Mūza Rubackyté, des mémoires et un disque

La muse de Lituanie

Par
Publié le 05/02/2021
Avant un retour à Paris espéré en mars, la pianiste lituanienne Mūza Rubackyté publie de passionnants mémoires, « Née sous un piano », récit d’une carrière singulière doublée d’une vie au service de son pays. Et sort un nouveau disque.

Née en 1959 à Kaunas, dans un foyer de musiciens devenu exigu à son arrivée, celle que l’on avait prénommée la muse fut dès le berceau imprégnée de musique. Enfant prodigue éduquée dans la sévérité pédagogique d’un pays sous occupation soviétique, elle a dû passer par la rigueur moscovite, puis, les concours passés, se plier aux exigences de l’URSS, qui imposait de faire un trait sur une carrière internationale.

Dans « Née sous un piano » (Ovadia, 409 p., 30 €), Mūza Rubackyté raconte cette phase difficile de son apprentissage avec autant de sincérité que d’humour. C’est la partie la plus poignante et instructive de sa biographie, écrite à la première personne dans un style direct et une volonté de s’adresser aussi bien aux connaisseurs qu’à ceux qui sont peu au fait des codes de la planète pianistique.

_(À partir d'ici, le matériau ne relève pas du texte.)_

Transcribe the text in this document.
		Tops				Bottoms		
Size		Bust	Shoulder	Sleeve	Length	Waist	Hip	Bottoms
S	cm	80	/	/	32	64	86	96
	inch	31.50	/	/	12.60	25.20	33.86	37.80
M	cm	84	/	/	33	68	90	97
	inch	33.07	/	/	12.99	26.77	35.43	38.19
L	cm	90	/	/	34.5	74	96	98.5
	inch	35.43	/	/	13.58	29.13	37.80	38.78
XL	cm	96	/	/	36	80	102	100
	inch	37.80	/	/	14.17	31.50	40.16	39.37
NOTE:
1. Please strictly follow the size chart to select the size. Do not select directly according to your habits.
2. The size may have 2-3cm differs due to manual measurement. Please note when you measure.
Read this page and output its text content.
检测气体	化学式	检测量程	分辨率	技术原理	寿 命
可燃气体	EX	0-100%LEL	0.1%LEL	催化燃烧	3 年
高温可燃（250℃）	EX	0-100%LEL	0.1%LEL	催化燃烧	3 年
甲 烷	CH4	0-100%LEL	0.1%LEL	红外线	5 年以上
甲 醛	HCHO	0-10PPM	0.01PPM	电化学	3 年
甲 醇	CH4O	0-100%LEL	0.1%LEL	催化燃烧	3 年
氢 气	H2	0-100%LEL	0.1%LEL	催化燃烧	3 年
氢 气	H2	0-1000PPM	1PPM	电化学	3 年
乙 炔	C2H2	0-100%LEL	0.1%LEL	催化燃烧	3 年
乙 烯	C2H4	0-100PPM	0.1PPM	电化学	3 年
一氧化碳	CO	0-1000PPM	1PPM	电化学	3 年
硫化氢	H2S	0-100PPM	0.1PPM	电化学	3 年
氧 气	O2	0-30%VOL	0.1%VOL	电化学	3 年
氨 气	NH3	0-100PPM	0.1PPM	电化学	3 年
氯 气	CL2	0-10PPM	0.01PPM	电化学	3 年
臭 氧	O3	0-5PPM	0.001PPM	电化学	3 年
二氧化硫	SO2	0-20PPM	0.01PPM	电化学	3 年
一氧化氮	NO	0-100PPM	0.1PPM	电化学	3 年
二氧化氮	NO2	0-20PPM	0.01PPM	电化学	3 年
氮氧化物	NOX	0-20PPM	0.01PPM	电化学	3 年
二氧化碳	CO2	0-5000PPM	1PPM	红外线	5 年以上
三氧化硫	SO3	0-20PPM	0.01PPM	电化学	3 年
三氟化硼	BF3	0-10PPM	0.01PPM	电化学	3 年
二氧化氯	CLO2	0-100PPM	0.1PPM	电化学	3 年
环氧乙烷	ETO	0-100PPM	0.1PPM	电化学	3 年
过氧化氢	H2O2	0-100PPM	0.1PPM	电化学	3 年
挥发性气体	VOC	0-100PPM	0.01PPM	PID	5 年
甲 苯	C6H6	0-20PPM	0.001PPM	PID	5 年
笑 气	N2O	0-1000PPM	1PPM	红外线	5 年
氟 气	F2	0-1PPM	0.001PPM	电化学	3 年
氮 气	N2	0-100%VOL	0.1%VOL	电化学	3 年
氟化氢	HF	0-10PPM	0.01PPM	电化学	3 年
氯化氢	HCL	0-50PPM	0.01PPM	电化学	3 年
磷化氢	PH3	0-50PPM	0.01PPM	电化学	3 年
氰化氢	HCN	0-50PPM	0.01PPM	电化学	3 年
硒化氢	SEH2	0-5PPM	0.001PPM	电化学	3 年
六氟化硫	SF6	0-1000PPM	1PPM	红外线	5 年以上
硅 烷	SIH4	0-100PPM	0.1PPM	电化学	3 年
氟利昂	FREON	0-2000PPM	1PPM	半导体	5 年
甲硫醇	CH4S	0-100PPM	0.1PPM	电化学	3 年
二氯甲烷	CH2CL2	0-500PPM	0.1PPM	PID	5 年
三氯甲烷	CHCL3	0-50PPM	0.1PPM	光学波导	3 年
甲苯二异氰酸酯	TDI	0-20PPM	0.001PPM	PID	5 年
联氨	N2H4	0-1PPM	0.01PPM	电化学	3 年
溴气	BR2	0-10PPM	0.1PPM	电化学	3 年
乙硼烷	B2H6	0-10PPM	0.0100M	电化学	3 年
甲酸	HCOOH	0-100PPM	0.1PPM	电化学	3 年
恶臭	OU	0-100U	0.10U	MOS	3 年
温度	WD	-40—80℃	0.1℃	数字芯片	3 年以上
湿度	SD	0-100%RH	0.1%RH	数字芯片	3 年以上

Sa carrière internationale, à point de départ français, s’est ensuite envolée, avec des succès constants et mérités pour cette artiste exigeante et perfectionniste. Au profit du mouvement de libération de la Lituanie, auquel la pianiste est fière d’avoir pris part. Couverte d’honneurs dans son pays, elle en est une infatigable ambassadrice culturelle et y a fondé le Festival de piano de Vilnius, dont nous avions ici rendu compte en 2009. Les récits de voyages et de concerts, où abondent aventures et anecdotes, démythifient la carrière de concertiste doublée d’une vie de femme épanouie que l’on croit souvent être un long fleuve tranquille.

Aujourd’hui, Mūza Rubackyté est à la tête d’une longue discographie qui s’enrichit perpétuellement. En tête trônent ses enregistrements des « Années de pèlerinage » de Liszt, compositeur qu’elle a défendu dans le monde entier (Lyrinx), et les « Préludes et Fugues » de Chostakovitch, dont elle a repris le flambeau à leur créatrice Tatiana Nikolaïeva (Brillant Records). Dernier enregistrement, un récital consacré à Leopold Godowski, musicien juif né il y a juste 150 ans à Vilnius, alors surnommée la « Jérusalem du Nord », ainsi qu’à Chopin. Un autre Polonais, Karol Szymanowski, avec ses « 9 Préludes opus 1 », complète ce CD (Ligla/Socadisc). Si la Salle Gaveau est ouverte le 11 mars, Mūza Rubackyté y jouera la « Sonate en mineur » de Godowski.